ADAMA Deutschland GmbH, Cologne, Germany.
Department of Plant and Environmental Sciences, University of Copenhagen, Copenhagen, Denmark.
Regul Toxicol Pharmacol. 2021 Apr;121:104871. doi: 10.1016/j.yrtph.2021.104871. Epub 2021 Jan 22.
It is tempting to base (eco-)toxicological assay evaluation solely on statistical significance tests. The approach is stringent, objective and facilitates binary decisions. However, tests according to null hypothesis statistical testing (NHST) are thought experiments that rely heavily on assumptions. The generic and unreflected application of statistical tests has been called "mindless" by Gigerenzer.
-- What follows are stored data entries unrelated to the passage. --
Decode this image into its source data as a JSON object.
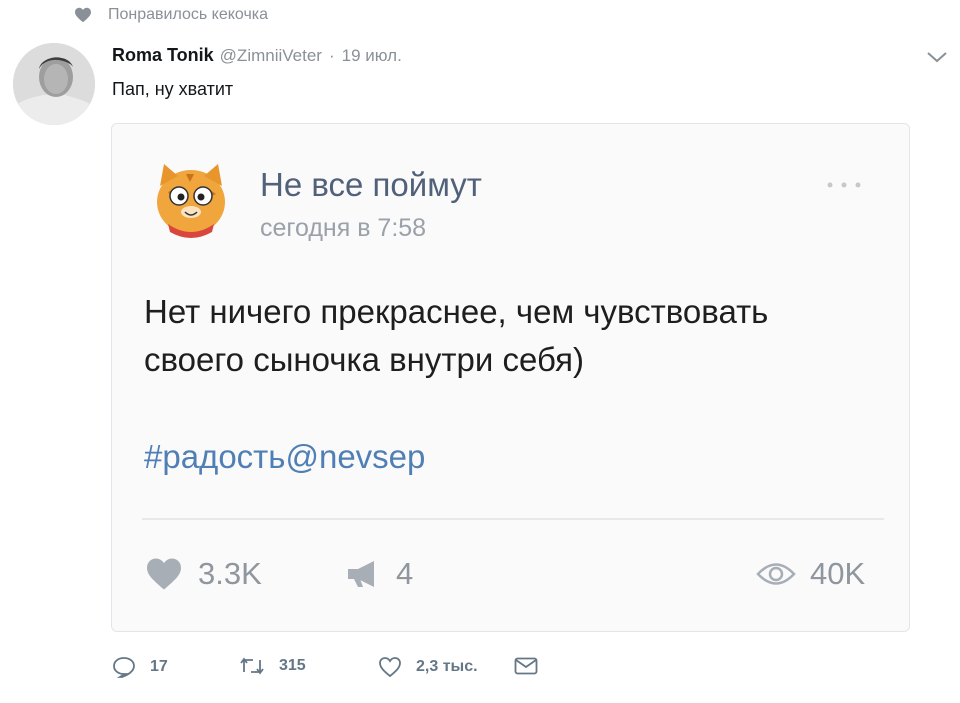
{
  "social_context": {
    "text": "Понравилось кекочка",
    "icon": "heart-icon"
  },
  "tweet": {
    "author_name": "Roma Tonik",
    "author_handle": "@ZimniiVeter",
    "separator": "·",
    "date": "19 июл.",
    "text": "Пап, ну хватит",
    "avatar": "user-avatar"
  },
  "embedded_post": {
    "community_name": "Не все поймут",
    "time": "сегодня в 7:58",
    "text_lines": [
      "Нет ничего прекраснее, чем чувствовать",
      "своего сыночка внутри себя)"
    ],
    "hashtag": "#радость@nevsep",
    "likes": "3.3K",
    "shares": "4",
    "views": "40K",
    "avatar": "cat-avatar"
  },
  "actions": {
    "reply_count": "17",
    "retweet_count": "315",
    "like_count": "2,3 тыс."
  },
  "colors": {
    "muted": "#8a9097",
    "link": "#4f7fb4",
    "community_name": "#51617a",
    "card_bg": "#fafafa"
  }
}
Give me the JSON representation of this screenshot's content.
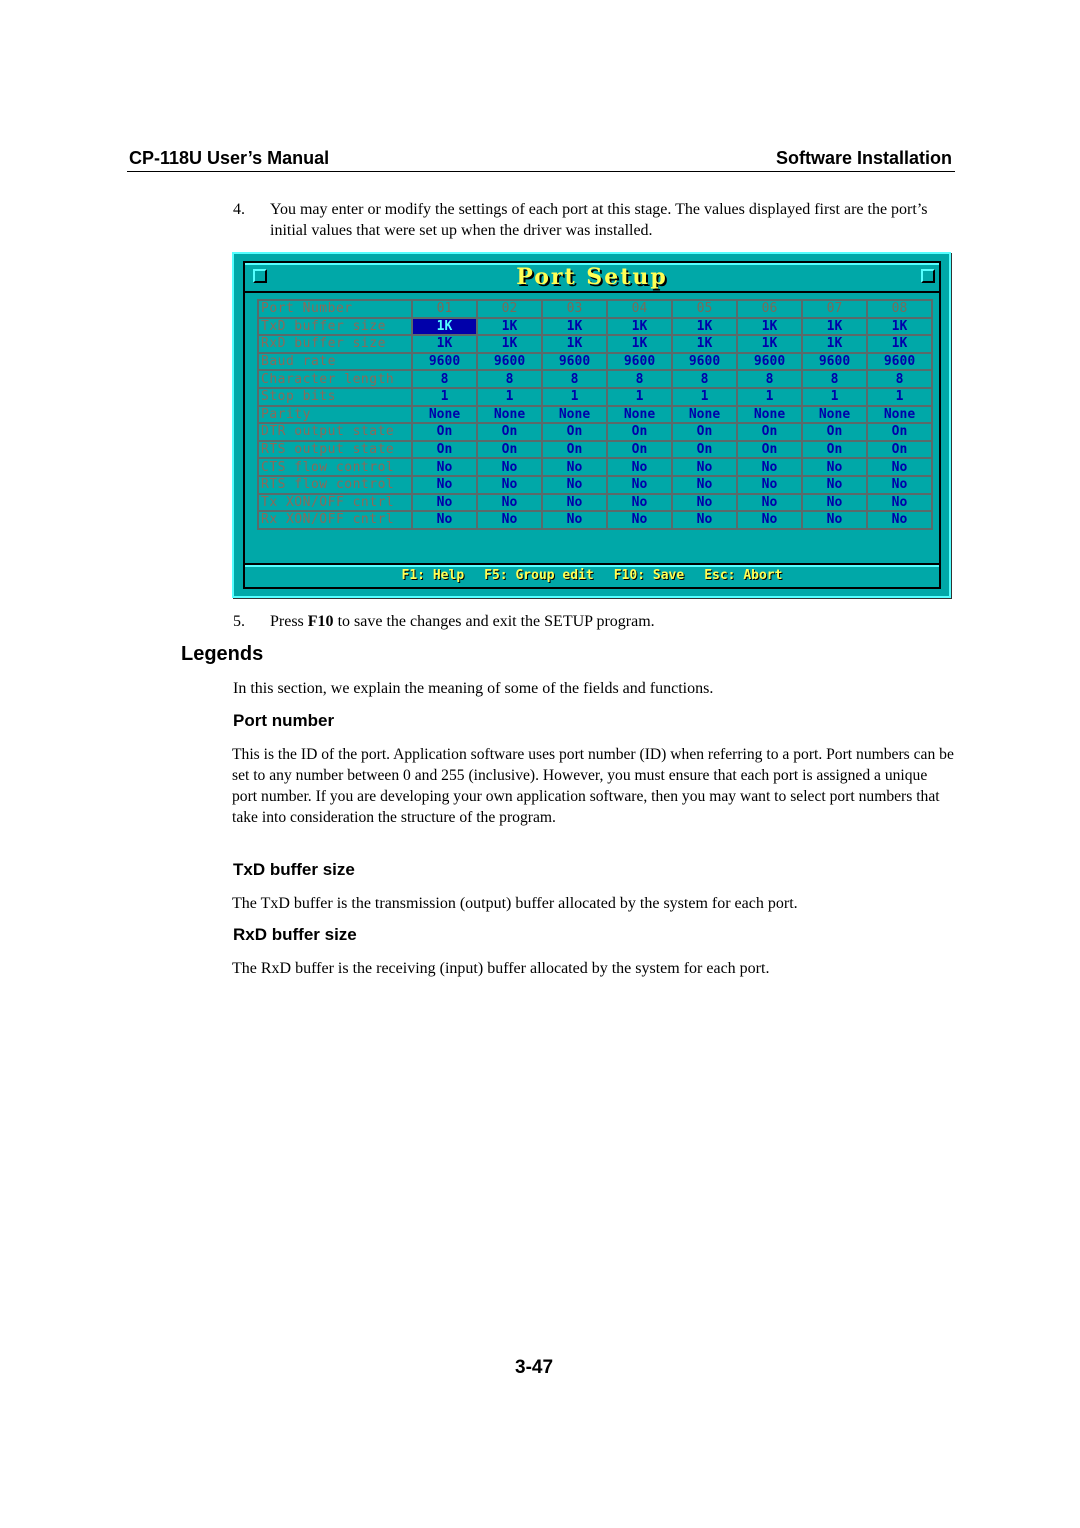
{
  "header": {
    "left": "CP-118U User’s Manual",
    "right": "Software Installation"
  },
  "steps": [
    {
      "num": "4.",
      "text": "You may enter or modify the settings of each port at this stage. The values displayed first are the port’s initial values that were set up when the driver was installed."
    },
    {
      "num": "5.",
      "pre": "Press ",
      "bold": "F10",
      "post": " to save the changes and exit the SETUP program."
    }
  ],
  "dos_window": {
    "title": "Port Setup",
    "colors": {
      "background": "#00a8a8",
      "highlight": "#55ffff",
      "title": "#ffff55",
      "value": "#0000aa",
      "label": "#8a6a5a",
      "selected_bg": "#0000aa"
    },
    "columns_label": "Port Number",
    "ports": [
      "01",
      "02",
      "03",
      "04",
      "05",
      "06",
      "07",
      "08"
    ],
    "selected_cell": {
      "row": "TxD buffer size",
      "port": "01"
    },
    "rows": [
      {
        "label": "TxD buffer size",
        "values": [
          "1K",
          "1K",
          "1K",
          "1K",
          "1K",
          "1K",
          "1K",
          "1K"
        ]
      },
      {
        "label": "RxD buffer size",
        "values": [
          "1K",
          "1K",
          "1K",
          "1K",
          "1K",
          "1K",
          "1K",
          "1K"
        ]
      },
      {
        "label": "Baud rate",
        "values": [
          "9600",
          "9600",
          "9600",
          "9600",
          "9600",
          "9600",
          "9600",
          "9600"
        ]
      },
      {
        "label": "Character length",
        "values": [
          "8",
          "8",
          "8",
          "8",
          "8",
          "8",
          "8",
          "8"
        ]
      },
      {
        "label": "Stop bits",
        "values": [
          "1",
          "1",
          "1",
          "1",
          "1",
          "1",
          "1",
          "1"
        ]
      },
      {
        "label": "Parity",
        "values": [
          "None",
          "None",
          "None",
          "None",
          "None",
          "None",
          "None",
          "None"
        ]
      },
      {
        "label": "DTR output state",
        "values": [
          "On",
          "On",
          "On",
          "On",
          "On",
          "On",
          "On",
          "On"
        ]
      },
      {
        "label": "RTS output state",
        "values": [
          "On",
          "On",
          "On",
          "On",
          "On",
          "On",
          "On",
          "On"
        ]
      },
      {
        "label": "CTS flow control",
        "values": [
          "No",
          "No",
          "No",
          "No",
          "No",
          "No",
          "No",
          "No"
        ]
      },
      {
        "label": "RTS flow control",
        "values": [
          "No",
          "No",
          "No",
          "No",
          "No",
          "No",
          "No",
          "No"
        ]
      },
      {
        "label": "Tx XON/OFF cntrl",
        "values": [
          "No",
          "No",
          "No",
          "No",
          "No",
          "No",
          "No",
          "No"
        ]
      },
      {
        "label": "Rx XON/OFF cntrl",
        "values": [
          "No",
          "No",
          "No",
          "No",
          "No",
          "No",
          "No",
          "No"
        ]
      }
    ],
    "function_keys": [
      "F1: Help",
      "F5: Group edit",
      "F10: Save",
      "Esc: Abort"
    ]
  },
  "legends": {
    "title": "Legends",
    "intro": "In this section, we explain the meaning of some of the fields and functions.",
    "sections": [
      {
        "title": "Port number",
        "text": "This is the ID of the port. Application software uses port number (ID) when referring to a port. Port numbers can be set to any number between 0 and 255 (inclusive). However, you must ensure that each port is assigned a unique port number. If you are developing your own application software, then you may want to select port numbers that take into consideration the structure of the program."
      },
      {
        "title": "TxD buffer size",
        "text": "The TxD buffer is the transmission (output) buffer allocated by the system for each port."
      },
      {
        "title": "RxD buffer size",
        "text": "The RxD buffer is the receiving (input) buffer allocated by the system for each port."
      }
    ]
  },
  "page_number": "3-47"
}
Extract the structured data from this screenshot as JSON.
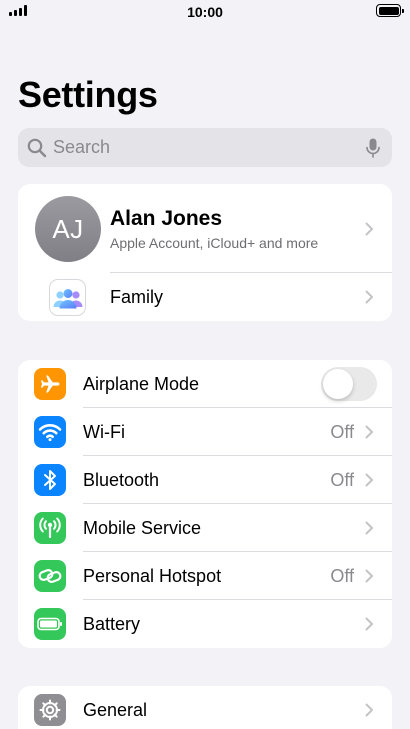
{
  "status_bar": {
    "time": "10:00",
    "signal_icon": "cellular-signal-icon",
    "battery_icon": "battery-full-icon"
  },
  "title": "Settings",
  "search": {
    "placeholder": "Search",
    "value": "",
    "icon": "search-icon",
    "mic_icon": "microphone-icon"
  },
  "profile": {
    "initials": "AJ",
    "name": "Alan Jones",
    "subtitle": "Apple Account, iCloud+ and more",
    "family_label": "Family",
    "family_icon": "family-icon"
  },
  "connectivity": {
    "items": [
      {
        "label": "Airplane Mode",
        "icon": "airplane-icon",
        "color": "#ff9500",
        "toggle": false
      },
      {
        "label": "Wi-Fi",
        "icon": "wifi-icon",
        "color": "#0a84ff",
        "value": "Off"
      },
      {
        "label": "Bluetooth",
        "icon": "bluetooth-icon",
        "color": "#0a84ff",
        "value": "Off"
      },
      {
        "label": "Mobile Service",
        "icon": "antenna-icon",
        "color": "#34c759",
        "value": ""
      },
      {
        "label": "Personal Hotspot",
        "icon": "link-icon",
        "color": "#34c759",
        "value": "Off"
      },
      {
        "label": "Battery",
        "icon": "battery-icon",
        "color": "#34c759",
        "value": ""
      }
    ]
  },
  "general_group": {
    "items": [
      {
        "label": "General",
        "icon": "gear-icon",
        "color": "#8e8e93"
      }
    ]
  }
}
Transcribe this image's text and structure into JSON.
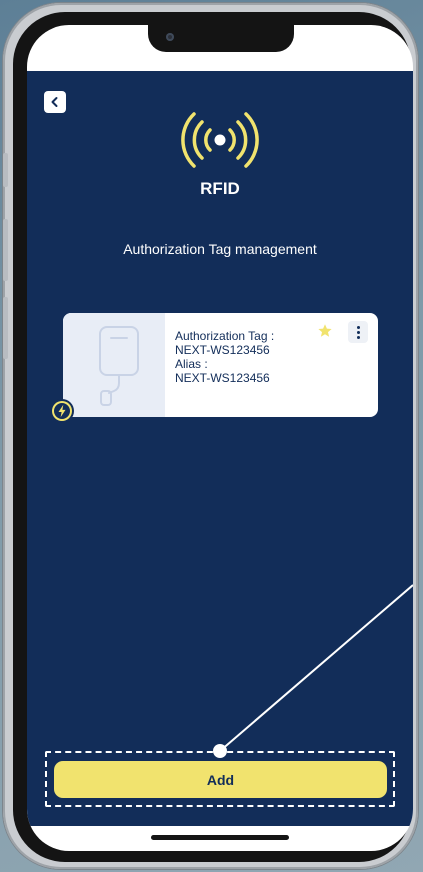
{
  "header": {
    "back_icon": "chevron-left-icon",
    "feature_icon": "rfid-signal-icon",
    "title": "RFID",
    "subtitle": "Authorization Tag management"
  },
  "tags": [
    {
      "tag_label": "Authorization Tag :",
      "tag_value": "NEXT-WS123456",
      "alias_label": "Alias :",
      "alias_value": "NEXT-WS123456",
      "favorite": true,
      "image_icon": "charger-illustration",
      "badge_icon": "lightning-bolt-icon"
    }
  ],
  "actions": {
    "add_label": "Add"
  },
  "colors": {
    "background": "#122d59",
    "accent": "#f1e36e",
    "text_light": "#ffffff",
    "card": "#ffffff"
  }
}
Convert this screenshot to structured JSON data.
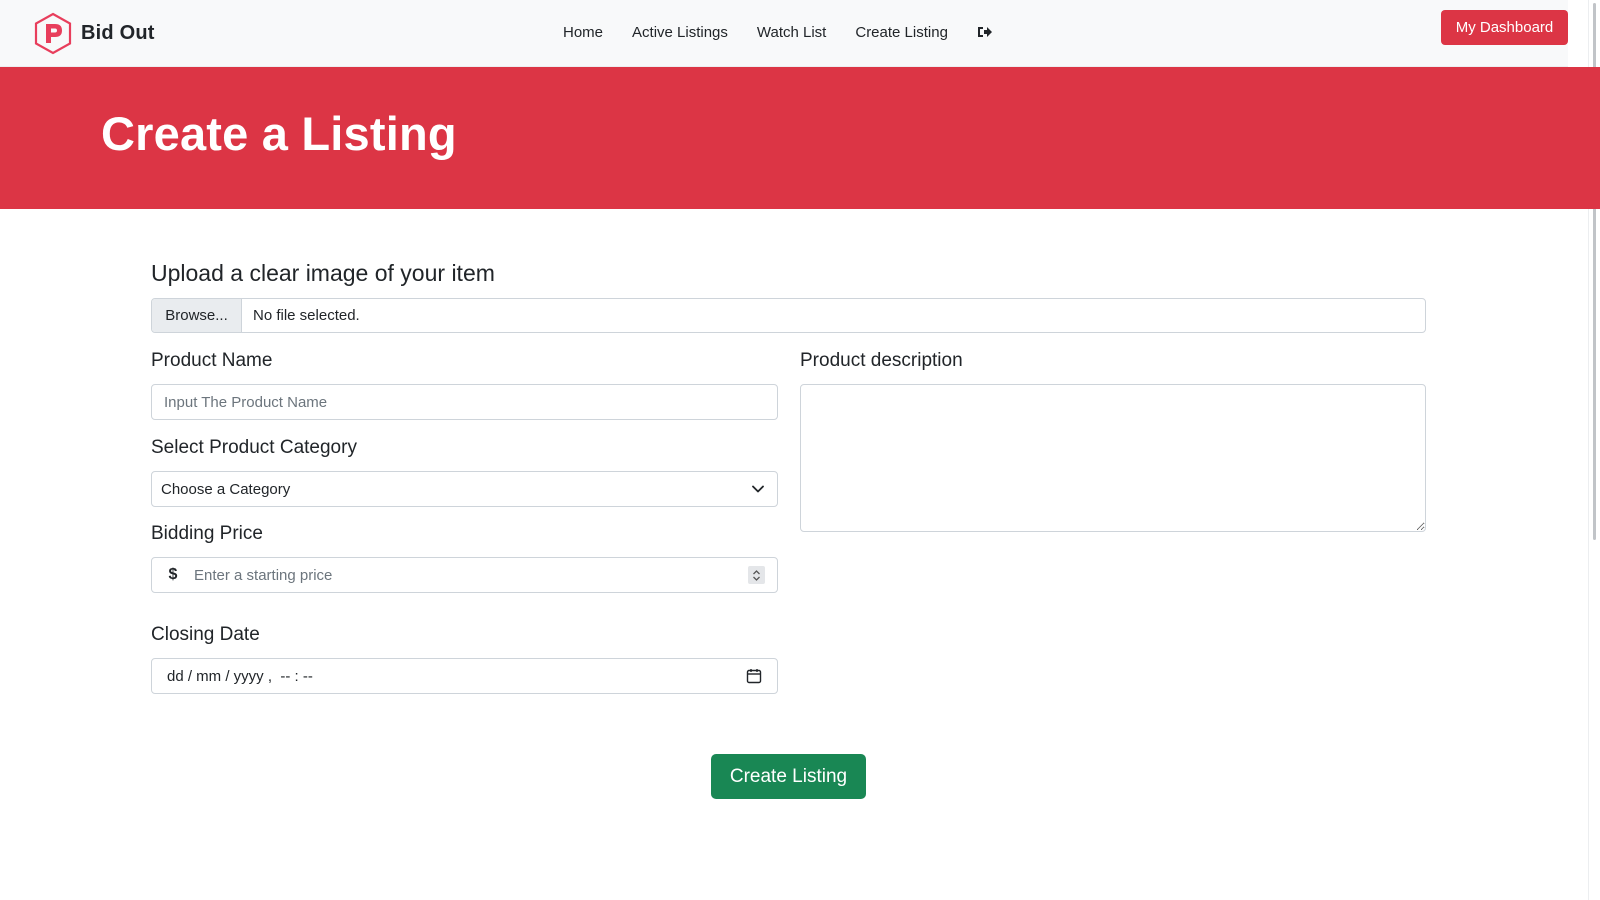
{
  "brand": {
    "name": "Bid Out",
    "logo_icon": "bid-out-hexagon-logo",
    "accent": "#e83e5c"
  },
  "nav": {
    "links": [
      {
        "label": "Home"
      },
      {
        "label": "Active Listings"
      },
      {
        "label": "Watch List"
      },
      {
        "label": "Create Listing"
      }
    ],
    "logout_icon": "sign-out-icon",
    "dashboard_label": "My Dashboard"
  },
  "hero": {
    "title": "Create a Listing",
    "color": "#dc3545"
  },
  "form": {
    "upload_label": "Upload a clear image of your item",
    "browse_label": "Browse...",
    "file_status": "No file selected.",
    "product_name_label": "Product Name",
    "product_name_placeholder": "Input The Product Name",
    "category_label": "Select Product Category",
    "category_selected": "Choose a Category",
    "price_label": "Bidding Price",
    "currency_symbol": "$",
    "price_placeholder": "Enter a starting price",
    "closing_label": "Closing Date",
    "closing_placeholder": "dd / mm / yyyy ,  -- : --",
    "description_label": "Product description",
    "submit_label": "Create Listing",
    "submit_color": "#198754"
  }
}
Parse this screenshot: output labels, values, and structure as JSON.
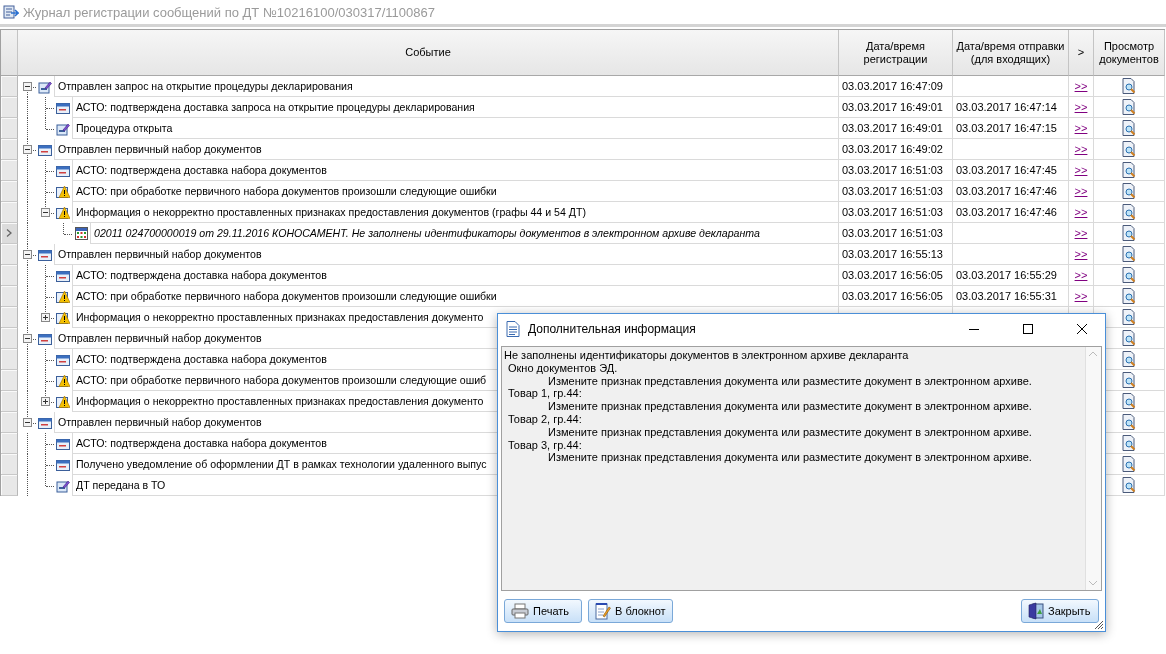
{
  "window": {
    "title": "Журнал регистрации сообщений по ДТ №10216100/030317/1100867"
  },
  "table": {
    "columns": [
      "Событие",
      "Дата/время регистрации",
      "Дата/время отправки (для входящих)",
      ">",
      "Просмотр документов"
    ],
    "rows": [
      {
        "text": "Отправлен запрос на открытие процедуры декларирования",
        "kind": "sent",
        "expanded": true,
        "selected": false,
        "registered": "03.03.2017 16:47:09",
        "link": ">>",
        "children": [
          {
            "text": "АСТО: подтверждена доставка запроса на открытие процедуры декларирования",
            "kind": "message",
            "selected": false,
            "registered": "03.03.2017 16:49:01",
            "sent": "03.03.2017 16:47:14",
            "link": ">>"
          },
          {
            "text": "Процедура открыта",
            "kind": "sent",
            "selected": false,
            "registered": "03.03.2017 16:49:01",
            "sent": "03.03.2017 16:47:15",
            "link": ">>"
          }
        ]
      },
      {
        "text": "Отправлен первичный набор документов",
        "kind": "message",
        "expanded": true,
        "selected": false,
        "registered": "03.03.2017 16:49:02",
        "link": ">>",
        "children": [
          {
            "text": "АСТО: подтверждена доставка набора документов",
            "kind": "message",
            "selected": false,
            "registered": "03.03.2017 16:51:03",
            "sent": "03.03.2017 16:47:45",
            "link": ">>"
          },
          {
            "text": "АСТО: при обработке первичного набора документов произошли следующие ошибки",
            "kind": "warning",
            "selected": false,
            "registered": "03.03.2017 16:51:03",
            "sent": "03.03.2017 16:47:46",
            "link": ">>"
          },
          {
            "text": "Информация о некорректно проставленных признаках предоставления документов (графы 44 и 54 ДТ)",
            "kind": "warning",
            "expanded": true,
            "selected": false,
            "registered": "03.03.2017 16:51:03",
            "sent": "03.03.2017 16:47:46",
            "link": ">>",
            "children": [
              {
                "text": "02011 024700000019 от 29.11.2016 КОНОСАМЕНТ. Не заполнены идентификаторы документов в электронном архиве декларанта",
                "kind": "table",
                "selected": true,
                "registered": "03.03.2017 16:51:03",
                "link": ">>"
              }
            ]
          }
        ]
      },
      {
        "text": "Отправлен первичный набор документов",
        "kind": "message",
        "expanded": true,
        "selected": false,
        "registered": "03.03.2017 16:55:13",
        "link": ">>",
        "children": [
          {
            "text": "АСТО: подтверждена доставка набора документов",
            "kind": "message",
            "selected": false,
            "registered": "03.03.2017 16:56:05",
            "sent": "03.03.2017 16:55:29",
            "link": ">>"
          },
          {
            "text": "АСТО: при обработке первичного набора документов произошли следующие ошибки",
            "kind": "warning",
            "selected": false,
            "registered": "03.03.2017 16:56:05",
            "sent": "03.03.2017 16:55:31",
            "link": ">>"
          },
          {
            "text": "Информация о некорректно проставленных признаках предоставления документо",
            "kind": "warning",
            "expanded": false,
            "selected": false
          }
        ]
      },
      {
        "text": "Отправлен первичный набор документов",
        "kind": "message",
        "expanded": true,
        "selected": false,
        "children": [
          {
            "text": "АСТО: подтверждена доставка набора документов",
            "kind": "message",
            "selected": false
          },
          {
            "text": "АСТО: при обработке первичного набора документов произошли следующие ошиб",
            "kind": "warning",
            "selected": false
          },
          {
            "text": "Информация о некорректно проставленных признаках предоставления документо",
            "kind": "warning",
            "expanded": false,
            "selected": false
          }
        ]
      },
      {
        "text": "Отправлен первичный набор документов",
        "kind": "message",
        "expanded": true,
        "selected": false,
        "children": [
          {
            "text": "АСТО: подтверждена доставка набора документов",
            "kind": "message",
            "selected": false
          },
          {
            "text": "Получено уведомление об оформлении ДТ в рамках технологии удаленного выпус",
            "kind": "message",
            "selected": false
          },
          {
            "text": "ДТ передана в ТО",
            "kind": "sent",
            "selected": false
          }
        ]
      }
    ]
  },
  "dialog": {
    "title": "Дополнительная информация",
    "lines": [
      {
        "kind": "title",
        "text": "Не заполнены идентификаторы документов в электронном архиве декларанта"
      },
      {
        "kind": "label",
        "text": "Окно документов ЭД."
      },
      {
        "kind": "detail",
        "text": "Измените признак представления документа или разместите документ в электронном архиве."
      },
      {
        "kind": "label",
        "text": "Товар 1, гр.44:"
      },
      {
        "kind": "detail",
        "text": "Измените признак представления документа или разместите документ в электронном архиве."
      },
      {
        "kind": "label",
        "text": "Товар 2, гр.44:"
      },
      {
        "kind": "detail",
        "text": "Измените признак представления документа или разместите документ в электронном архиве."
      },
      {
        "kind": "label",
        "text": "Товар 3, гр.44:"
      },
      {
        "kind": "detail",
        "text": "Измените признак представления документа или разместите документ в электронном архиве."
      }
    ],
    "buttons": [
      {
        "kind": "print",
        "label": "Печать"
      },
      {
        "kind": "notepad",
        "label": "В блокнот"
      },
      {
        "kind": "close",
        "label": "Закрыть"
      }
    ]
  }
}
While statistical tests have an appropriate application domain, the present work investigates how unreflected testing may affect toxicological assessments. Dunnett multiple-comparison and Williams trend testing and their compatibility intervals are compared with dose-response-modelling in case studies, where data do not follow textbook behavior, nor behave as expected from a toxicological point of view. In such cases, toxicological assessments based only on p-values may be biased and biological evaluations based on plausibility may be prioritized. If confidence in a negative assay outcome cannot be established, further data may be needed for a robust toxicological assessment.
基于统计显著性检验来评估(生态)毒理学检测结果具有一定的吸引力。这种方法严格、客观,并且有助于做出二分类决策。然而,根据零假设统计检验(NHST)的检测方法只是一种思维实验,严重依赖于假设。统计检验的普遍且未经反思的应用被吉仁泽(Gigerenzer)称为“盲目”。虽然统计检验有其适用的领域,但本研究探讨了未经反思的检验如何影响毒理学评估。在案例研究中,我们比较了邓尼特多重比较和威廉姆斯趋势检验及其兼容性区间与剂量反应建模,这些数据不符合教科书的行为,也不符合毒理学角度的预期。在这种情况下,仅基于 p 值的毒理学评估可能存在偏差,基于合理性的生物学评估可能需要优先考虑。如果不能确定阴性检测结果的可信度,那么可能需要进一步的数据来进行稳健的毒理学评估。